Zero-Shot Depth Estimation Combining Relative and Metric Approaches: ZoeDepth Framework
The paper presents ZoeDepth, a novel approach to single-image depth estimation that bridges the gap between relative and metric depth estimation. The primary innovation lies in integrating pre-training on several relative depth datasets and fine-tuning on specific metric depth datasets, significantly enhancing both the generalization capabilities and metric accuracy of the model. This dual-stage training process leverages the strengths of both relative and metric depth estimations, enabling robust performance across varied domains.
Overview of Previous Work
Single-Image Depth Estimation (SIDE) has traditionally been bifurcated into two branches: Metric Depth Estimation (MDE) and Relative Depth Estimation (RDE). MDE predicts depth in absolute terms, essential for applications requiring precise spatial measurements. However, MDE models often struggle to generalize across diverse datasets due to differences in scales and contexts. In contrast, RDE produces depth estimates consistent relative to each other but without fixed metric meaning, permitting better generalization across datasets but limiting practical applications. Existing works primarily focus on improving one performance metric at the expense of the other, necessitating a comprehensive solution that can achieve both high generalization and metric accuracy.
Key Contributions
- Dual-Stage Training Framework: ZoeDepth employs a two-stage training approach. Initially, an encoder-decoder architecture (specifically, MiDaS) is pre-trained using multiple relative depth datasets (M12), which enhances generalization capabilities. This is followed by attaching domain-specific metric heads and fine-tuning on metric depth datasets—specifically NYU Depth v2 and KITTI.
- Metric Bins Module: Introduced to replace traditional regression heads, this module adopts an adaptive binning approach for metric depth estimation. Inspired by the LocalBins design, the approach involves predicting depth distributions at each pixel, followed by bin refinement through novel attractor layers, which adjust bin centers based on multi-scale features.
- Log-Binomial Probability Distribution: Instead of the traditional softmax, ZoeDepth employs a log-binomial distribution for computing probabilistic depth estimates. This considers the ordinal relationship between depth bins, addressing over-smoothing issues encountered in prior methods.
- Flexible Training Configurations and Routing: ZoeDepth supports multiple configurations for fine-tuning, allowing single or multiple metric heads for different datasets. An automatic routing mechanism directs input images to the relevant metric head based on learned latent features.
Experimental Results
Performance on NYU Depth v2: The model ZoeD-M12-N, trained in the proposed framework, outperforms state-of-the-art models like NeWCRFs by approximately 21% in terms of REL on the NYU Depth v2 dataset, demonstrating the efficacy of the training strategy and model architecture. Even without the extensive pre-training (ZoeD-X-N), ZoeDepth shows a considerable improvement of 13.7%, highlighting significant gains owing to the architecture alone.
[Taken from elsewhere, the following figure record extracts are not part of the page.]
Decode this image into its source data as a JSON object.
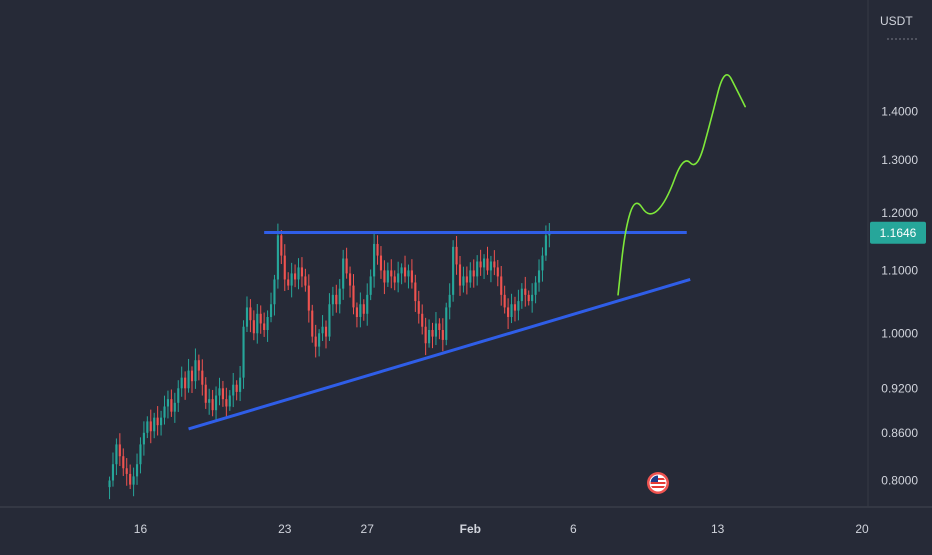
{
  "colors": {
    "background": "#262a37",
    "up_candle": "#26a69a",
    "down_candle": "#ef5350",
    "trendline": "#2f5ee8",
    "projection": "#7ee83a",
    "price_tag_bg": "#26a69a",
    "axis_text": "#d1d4dc"
  },
  "chart_data": {
    "type": "candlestick",
    "y_axis": {
      "unit": "USDT",
      "scale": "log",
      "range": [
        0.785,
        1.62
      ],
      "ticks": [
        {
          "value": 0.8,
          "label": "0.8000"
        },
        {
          "value": 0.86,
          "label": "0.8600"
        },
        {
          "value": 0.92,
          "label": "0.9200"
        },
        {
          "value": 1.0,
          "label": "1.0000"
        },
        {
          "value": 1.1,
          "label": "1.1000"
        },
        {
          "value": 1.2,
          "label": "1.2000"
        },
        {
          "value": 1.3,
          "label": "1.3000"
        },
        {
          "value": 1.4,
          "label": "1.4000"
        }
      ]
    },
    "x_axis": {
      "range": [
        "2023-01-12",
        "2023-02-20"
      ],
      "ticks": [
        {
          "date": "2023-01-16",
          "label": "16",
          "bold": false
        },
        {
          "date": "2023-01-23",
          "label": "23",
          "bold": false
        },
        {
          "date": "2023-01-27",
          "label": "27",
          "bold": false
        },
        {
          "date": "2023-02-01",
          "label": "Feb",
          "bold": true
        },
        {
          "date": "2023-02-06",
          "label": "6",
          "bold": false
        },
        {
          "date": "2023-02-13",
          "label": "13",
          "bold": false
        },
        {
          "date": "2023-02-20",
          "label": "20",
          "bold": false
        }
      ]
    },
    "last_price": {
      "value": 1.1646,
      "label": "1.1646"
    },
    "series": [
      {
        "name": "",
        "interval_hours": 4,
        "start": "2023-01-14T12:00",
        "closes": [
          0.8,
          0.82,
          0.845,
          0.83,
          0.815,
          0.808,
          0.795,
          0.805,
          0.82,
          0.845,
          0.86,
          0.875,
          0.862,
          0.88,
          0.87,
          0.88,
          0.895,
          0.905,
          0.888,
          0.9,
          0.92,
          0.935,
          0.92,
          0.945,
          0.93,
          0.96,
          0.945,
          0.925,
          0.9,
          0.905,
          0.89,
          0.91,
          0.92,
          0.905,
          0.895,
          0.91,
          0.925,
          0.915,
          0.935,
          1.01,
          1.04,
          1.02,
          1.0,
          1.03,
          1.015,
          1.005,
          1.025,
          1.045,
          1.085,
          1.16,
          1.125,
          1.085,
          1.075,
          1.095,
          1.085,
          1.105,
          1.09,
          1.075,
          1.035,
          0.995,
          0.98,
          1.0,
          1.01,
          0.995,
          1.045,
          1.06,
          1.045,
          1.07,
          1.12,
          1.095,
          1.075,
          1.04,
          1.025,
          1.045,
          1.03,
          1.06,
          1.09,
          1.145,
          1.125,
          1.1,
          1.08,
          1.1,
          1.09,
          1.08,
          1.095,
          1.105,
          1.09,
          1.1,
          1.08,
          1.05,
          1.03,
          1.01,
          0.985,
          1.005,
          0.995,
          1.015,
          1.005,
          0.99,
          1.04,
          1.06,
          1.14,
          1.11,
          1.075,
          1.09,
          1.08,
          1.1,
          1.09,
          1.115,
          1.105,
          1.12,
          1.1,
          1.115,
          1.105,
          1.09,
          1.06,
          1.04,
          1.025,
          1.045,
          1.035,
          1.05,
          1.07,
          1.06,
          1.05,
          1.06,
          1.08,
          1.1,
          1.125,
          1.16,
          1.1646
        ]
      }
    ],
    "annotations": [
      {
        "kind": "horizontal_resistance",
        "from": "2023-01-22T00:00",
        "to": "2023-02-11T12:00",
        "value": 1.165
      },
      {
        "kind": "rising_support",
        "from": [
          "2023-01-18T08:00",
          0.865
        ],
        "to": [
          "2023-02-11T16:00",
          1.085
        ]
      },
      {
        "kind": "projected_path",
        "points": [
          [
            "2023-02-08T04:00",
            1.06
          ],
          [
            "2023-02-08T12:00",
            1.17
          ],
          [
            "2023-02-09T00:00",
            1.23
          ],
          [
            "2023-02-09T16:00",
            1.19
          ],
          [
            "2023-02-10T12:00",
            1.22
          ],
          [
            "2023-02-11T08:00",
            1.31
          ],
          [
            "2023-02-12T00:00",
            1.28
          ],
          [
            "2023-02-12T16:00",
            1.38
          ],
          [
            "2023-02-13T08:00",
            1.5
          ],
          [
            "2023-02-14T00:00",
            1.44
          ],
          [
            "2023-02-14T08:00",
            1.41
          ]
        ]
      }
    ]
  }
}
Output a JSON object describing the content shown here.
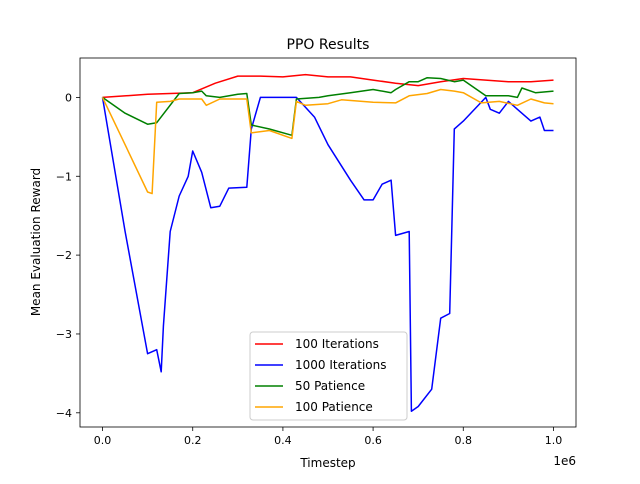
{
  "chart_data": {
    "type": "line",
    "title": "PPO Results",
    "xlabel": "Timestep",
    "ylabel": "Mean Evaluation Reward",
    "x_offset_label": "1e6",
    "xlim": [
      -0.05,
      1.05
    ],
    "ylim": [
      -4.18,
      0.5
    ],
    "xticks": [
      0.0,
      0.2,
      0.4,
      0.6,
      0.8,
      1.0
    ],
    "xtick_labels": [
      "0.0",
      "0.2",
      "0.4",
      "0.6",
      "0.8",
      "1.0"
    ],
    "yticks": [
      0,
      -1,
      -2,
      -3,
      -4
    ],
    "ytick_labels": [
      "0",
      "−1",
      "−2",
      "−3",
      "−4"
    ],
    "grid": false,
    "legend_position": "bottom-center",
    "series": [
      {
        "name": "100 Iterations",
        "color": "#ff0000",
        "points": [
          [
            0,
            0
          ],
          [
            0.1,
            0.04
          ],
          [
            0.2,
            0.06
          ],
          [
            0.25,
            0.18
          ],
          [
            0.3,
            0.27
          ],
          [
            0.35,
            0.27
          ],
          [
            0.4,
            0.26
          ],
          [
            0.45,
            0.29
          ],
          [
            0.5,
            0.26
          ],
          [
            0.55,
            0.26
          ],
          [
            0.6,
            0.22
          ],
          [
            0.65,
            0.18
          ],
          [
            0.7,
            0.15
          ],
          [
            0.75,
            0.2
          ],
          [
            0.8,
            0.24
          ],
          [
            0.85,
            0.22
          ],
          [
            0.9,
            0.2
          ],
          [
            0.95,
            0.2
          ],
          [
            1.0,
            0.22
          ]
        ]
      },
      {
        "name": "1000 Iterations",
        "color": "#0000ff",
        "points": [
          [
            0,
            0
          ],
          [
            0.05,
            -1.7
          ],
          [
            0.1,
            -3.25
          ],
          [
            0.12,
            -3.2
          ],
          [
            0.13,
            -3.48
          ],
          [
            0.135,
            -2.9
          ],
          [
            0.15,
            -1.7
          ],
          [
            0.17,
            -1.25
          ],
          [
            0.19,
            -1.0
          ],
          [
            0.2,
            -0.68
          ],
          [
            0.22,
            -0.95
          ],
          [
            0.24,
            -1.4
          ],
          [
            0.26,
            -1.38
          ],
          [
            0.28,
            -1.15
          ],
          [
            0.32,
            -1.14
          ],
          [
            0.33,
            -0.4
          ],
          [
            0.35,
            0.0
          ],
          [
            0.43,
            0.0
          ],
          [
            0.47,
            -0.25
          ],
          [
            0.5,
            -0.6
          ],
          [
            0.55,
            -1.05
          ],
          [
            0.58,
            -1.3
          ],
          [
            0.6,
            -1.3
          ],
          [
            0.62,
            -1.1
          ],
          [
            0.64,
            -1.05
          ],
          [
            0.65,
            -1.75
          ],
          [
            0.68,
            -1.7
          ],
          [
            0.685,
            -3.98
          ],
          [
            0.7,
            -3.92
          ],
          [
            0.73,
            -3.7
          ],
          [
            0.75,
            -2.8
          ],
          [
            0.77,
            -2.74
          ],
          [
            0.78,
            -0.4
          ],
          [
            0.8,
            -0.3
          ],
          [
            0.85,
            0.0
          ],
          [
            0.86,
            -0.15
          ],
          [
            0.88,
            -0.2
          ],
          [
            0.9,
            -0.05
          ],
          [
            0.92,
            -0.15
          ],
          [
            0.95,
            -0.3
          ],
          [
            0.97,
            -0.25
          ],
          [
            0.98,
            -0.42
          ],
          [
            1.0,
            -0.42
          ]
        ]
      },
      {
        "name": "50 Patience",
        "color": "#008000",
        "points": [
          [
            0,
            0
          ],
          [
            0.05,
            -0.2
          ],
          [
            0.1,
            -0.34
          ],
          [
            0.12,
            -0.32
          ],
          [
            0.17,
            0.05
          ],
          [
            0.2,
            0.06
          ],
          [
            0.22,
            0.08
          ],
          [
            0.23,
            0.02
          ],
          [
            0.26,
            0.0
          ],
          [
            0.3,
            0.04
          ],
          [
            0.32,
            0.05
          ],
          [
            0.33,
            -0.35
          ],
          [
            0.37,
            -0.4
          ],
          [
            0.42,
            -0.48
          ],
          [
            0.43,
            -0.02
          ],
          [
            0.48,
            0.0
          ],
          [
            0.5,
            0.02
          ],
          [
            0.55,
            0.06
          ],
          [
            0.6,
            0.1
          ],
          [
            0.64,
            0.06
          ],
          [
            0.65,
            0.1
          ],
          [
            0.68,
            0.2
          ],
          [
            0.7,
            0.2
          ],
          [
            0.72,
            0.25
          ],
          [
            0.75,
            0.24
          ],
          [
            0.78,
            0.2
          ],
          [
            0.8,
            0.22
          ],
          [
            0.85,
            0.02
          ],
          [
            0.9,
            0.02
          ],
          [
            0.92,
            0.0
          ],
          [
            0.93,
            0.12
          ],
          [
            0.96,
            0.06
          ],
          [
            1.0,
            0.08
          ]
        ]
      },
      {
        "name": "100 Patience",
        "color": "#ffa500",
        "points": [
          [
            0,
            0
          ],
          [
            0.05,
            -0.6
          ],
          [
            0.1,
            -1.2
          ],
          [
            0.11,
            -1.22
          ],
          [
            0.12,
            -0.06
          ],
          [
            0.15,
            -0.05
          ],
          [
            0.17,
            -0.02
          ],
          [
            0.22,
            -0.02
          ],
          [
            0.23,
            -0.1
          ],
          [
            0.26,
            -0.02
          ],
          [
            0.32,
            -0.02
          ],
          [
            0.33,
            -0.45
          ],
          [
            0.37,
            -0.42
          ],
          [
            0.42,
            -0.52
          ],
          [
            0.43,
            -0.05
          ],
          [
            0.45,
            -0.1
          ],
          [
            0.5,
            -0.08
          ],
          [
            0.53,
            -0.03
          ],
          [
            0.6,
            -0.06
          ],
          [
            0.65,
            -0.07
          ],
          [
            0.68,
            0.02
          ],
          [
            0.72,
            0.05
          ],
          [
            0.75,
            0.1
          ],
          [
            0.78,
            0.08
          ],
          [
            0.8,
            0.06
          ],
          [
            0.84,
            -0.07
          ],
          [
            0.88,
            -0.05
          ],
          [
            0.92,
            -0.1
          ],
          [
            0.95,
            -0.02
          ],
          [
            0.98,
            -0.07
          ],
          [
            1.0,
            -0.08
          ]
        ]
      }
    ]
  }
}
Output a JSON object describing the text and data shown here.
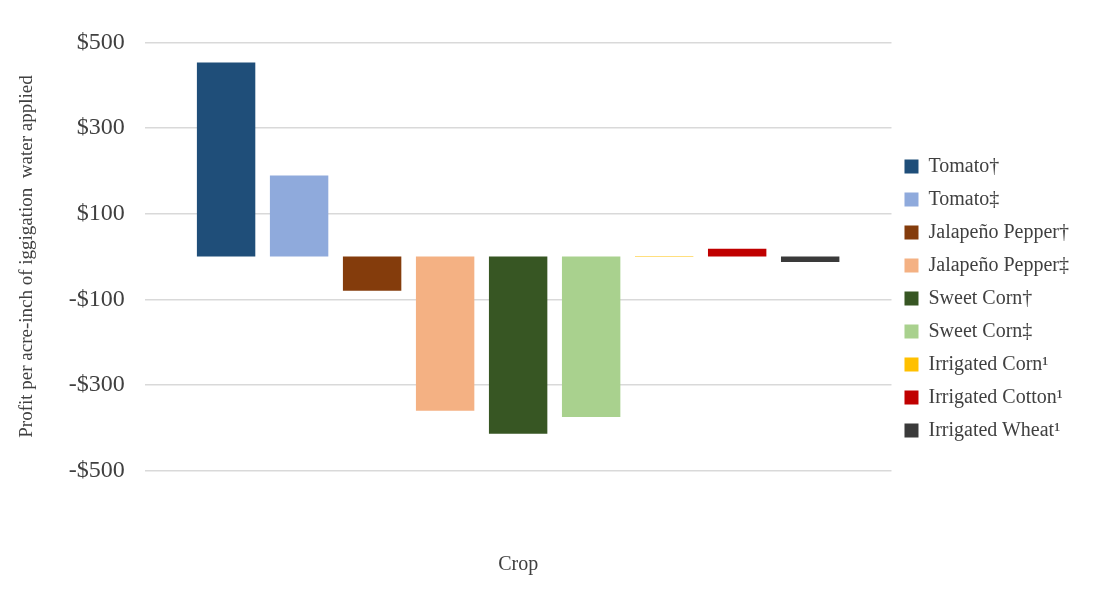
{
  "chart_data": {
    "type": "bar",
    "xlabel": "Crop",
    "ylabel": "Profit per acre-inch of iggigation  water applied",
    "categories": [
      null
    ],
    "series": [
      {
        "name": "Tomato†",
        "color": "#1f4e79",
        "values": [
          453
        ]
      },
      {
        "name": "Tomato‡",
        "color": "#8faadc",
        "values": [
          189
        ]
      },
      {
        "name": "Jalapeño Pepper†",
        "color": "#843c0c",
        "values": [
          -80
        ]
      },
      {
        "name": "Jalapeño Pepper‡",
        "color": "#f4b183",
        "values": [
          -360
        ]
      },
      {
        "name": "Sweet Corn†",
        "color": "#375623",
        "values": [
          -414
        ]
      },
      {
        "name": "Sweet Corn‡",
        "color": "#a9d18e",
        "values": [
          -375
        ]
      },
      {
        "name": "Irrigated Corn¹",
        "color": "#ffc000",
        "values": [
          1
        ]
      },
      {
        "name": "Irrigated Cotton¹",
        "color": "#c00000",
        "values": [
          18
        ]
      },
      {
        "name": "Irrigated Wheat¹",
        "color": "#3a3a3a",
        "values": [
          -13
        ]
      }
    ],
    "ylim": [
      -500,
      500
    ],
    "yticks": [
      {
        "value": -500,
        "label": "-$500"
      },
      {
        "value": -300,
        "label": "-$300"
      },
      {
        "value": -100,
        "label": "-$100"
      },
      {
        "value": 100,
        "label": "$100"
      },
      {
        "value": 300,
        "label": "$300"
      },
      {
        "value": 500,
        "label": "$500"
      }
    ],
    "grid": "y",
    "legend": "right"
  }
}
Handling Multiple Datasets: ZoeDepth (ZoeD-M12-NK), trained across indoor (NYU Depth v2) and outdoor (KITTI) domains with two separate metric heads, shows unprecedented zero-shot performance. It outperforms state-of-the-art models not only on trained datasets but also across multiple unseen datasets like iBims-1 and DIML Outdoor. The architecture provides substantial improvements—up to 976.4% in REL (DIML Outdoor)—evidencing robust generalization across highly variable scenes.
Ablation Studies: Various ablation studies reveal that each architectural and methodological enhancement—including the metric bins module, attractor layers, and log-binomial probability distribution—contributes significantly to the model's overall performance. The flexibility in switching encoder backbones without hampering performance ensures that ZoeDepth can leverage advances in backbone architectures, such as larger or more efficient transformer models.
Implications and Future Work
ZoeDepth sets a new benchmark in the domain of single-image depth estimation by successfully combining the benefits of relative and metric depth estimation. The implications are substantial for applications requiring high generalization across diverse environments and precise depth measurements, such as autonomous driving, robotics, and augmented reality.
Future research directions include scaling the approach to more granular domain-specific training beyond just indoor-outdoor distinctions, potentially leading to even higher performance and better generalization. Additionally, extending this framework to stereo-image depth estimation presents an exciting avenue for further research.
In summary, ZoeDepth provides a comprehensive and flexible solution for depth estimation, setting a new standard for balancing generalization and metric accuracy across varied datasets and application domains.